I started out as an athlete and a father of two kids. I never fully understood the importance of self-awareness until, well, it was time for my kids to go to college. I got to the point that my kids’ lives were no longer mine to control. I learned so much about my own mind and attitude, but also so much about my kids. I also realized that I needed to figure out how to be more mindful of myself and the people around me.
Philadephia Sixers owner Nick Pasternak took a very different approach to self-awareness. Instead of focusing on his role as a parent, the 6ers owner focused on his role as a father. He said, “I want to think about myself as having a “bigger” role in my kids lives.” He explained, “I want to be a bigger role in their lives than just being a parent, and to be more of an advocate.
This isn’t a revelation. Many of us have a tendency to be more self-aware when we are parenting our children. I’ve heard countless times from parents that we need to be more self-aware of our own behavior and how it affects our kids. As parents, we often have to set the example for our kids. I think Nick Pasternak is exactly right to focus on being a better dad.
Its a good thing we are more aware. It means we can be better advocates for our kids. Not that we are better at it, but that we are more aware.
Yes, this is true. I think a lot of us get so caught up in being the best advocate for our kids (with good intentions) that we forget that we are the ones who are doing the parenting by doing the parenting. It’s not our fault if we don’t always do as good a job as we think we should.

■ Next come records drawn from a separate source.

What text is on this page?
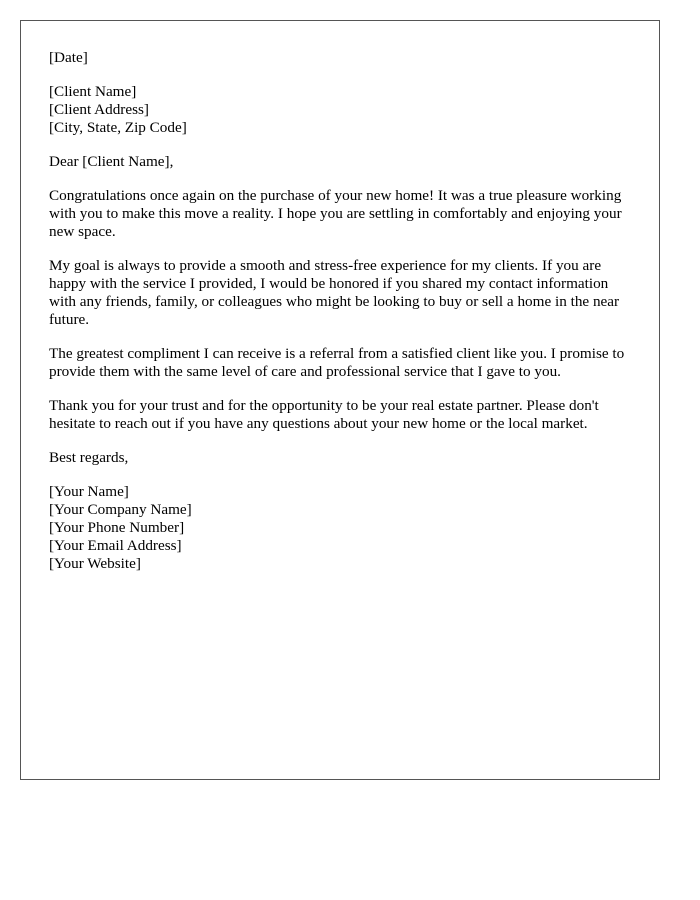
[Date]
[Client Name]
[Client Address]
[City, State, Zip Code]
Dear [Client Name],
Congratulations once again on the purchase of your new home! It was a true pleasure working with you to make this move a reality. I hope you are settling in comfortably and enjoying your new space.
My goal is always to provide a smooth and stress-free experience for my clients. If you are happy with the service I provided, I would be honored if you shared my contact information with any friends, family, or colleagues who might be looking to buy or sell a home in the near future.
The greatest compliment I can receive is a referral from a satisfied client like you. I promise to provide them with the same level of care and professional service that I gave to you.
Thank you for your trust and for the opportunity to be your real estate partner. Please don't hesitate to reach out if you have any questions about your new home or the local market.
Best regards,
[Your Name]
[Your Company Name]
[Your Phone Number]
[Your Email Address]
[Your Website]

You know, I just read an article about how much time parents spend on their kids and I was totally shocked at how much time we spend on our kids, and how much time parents spend on themselves. I am not saying that its wrong to spend that time on ourselves. I am saying that its not always the right thing to do.
I’m not sure why we spend so much time on ourselves, because I think most of us would agree that it is very important. But there is an even bigger problem with it. Parents are not always great at what they do and we get to be the ones to make it so.
As a father myself, I can tell you are not the only parent who’s spent more time on themselves than they did on their kids. And that’s not just because they got a divorce.
Most people are not great at what they do because the work is difficult. Its a tough job. I am not talking about a job where you just do the best job you can possibly do, but a job where there is no room for failure and no room for even a small possibility of failure.
I am talking about a job where there is no room for even a small possibility of failure and no room for even a small possibility of success. But I digress.